IEC 62351 provides security specifications for substation communications and is broken down into several parts. 62351-3 requires transport layer security (TLS) for all TCP/IP based communications, as well as node and message authentication. 62351-4 covers manufacturing message specification (MMS) and again requires authentication and TLS. 62351-6 concerns the security of 61850 messaging, which is of particular interest.²¹ IEC 61850 provides data modeling, reporting, data transfer and command capability, as well as event messaging using GSE (GOOSE/GSSE) and for the storage of substation configuration data using the substation configuration language (SCL). The 61850 standard does not include security specifications of its own, deferring to IEC 62351-6. Some 61850 communications are relevant to 62351-3, requiring TLS and authentication. Some, such as GOOSE messaging, operates at layer 2 for performance reasons. Encryption is not supported because it would be impossible to maintain GOOSE’s 4ms performance requirement, so VLANs (also a layer 2 capability) are used for protection, using two reserved fields within the PDU to establish a digital signed authentication value.²² Note that this raises additional concerns, as VLANs are not a valid security control: VLAN IDs are easily spoofed, allowing an attacker to easily “hop” between VLANs, bypassing layer 3 network controls.

ZigBee

ZigBee is also a predominant standard for smart energy management, home automation and many other services, and is supported by many smart meters.
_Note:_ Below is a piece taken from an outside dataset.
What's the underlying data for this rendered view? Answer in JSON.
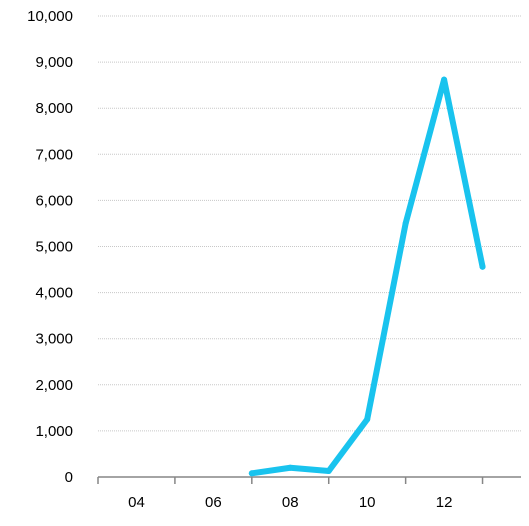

ZigBee is a standards-based wireless technology managed by the ZigBee alliance and is specifically designed for low-cost, low-power wireless applications. ZigBee is designed for use across many industries and application, and as such “connects the widest variety of devices” giving “unprecedented control of the devices.”²³ The ubiquitous use of ZigBee combined with readily available information about the standard and the “unprecedented control” that ZigBee provides makes it of particular interest regarding cyber security.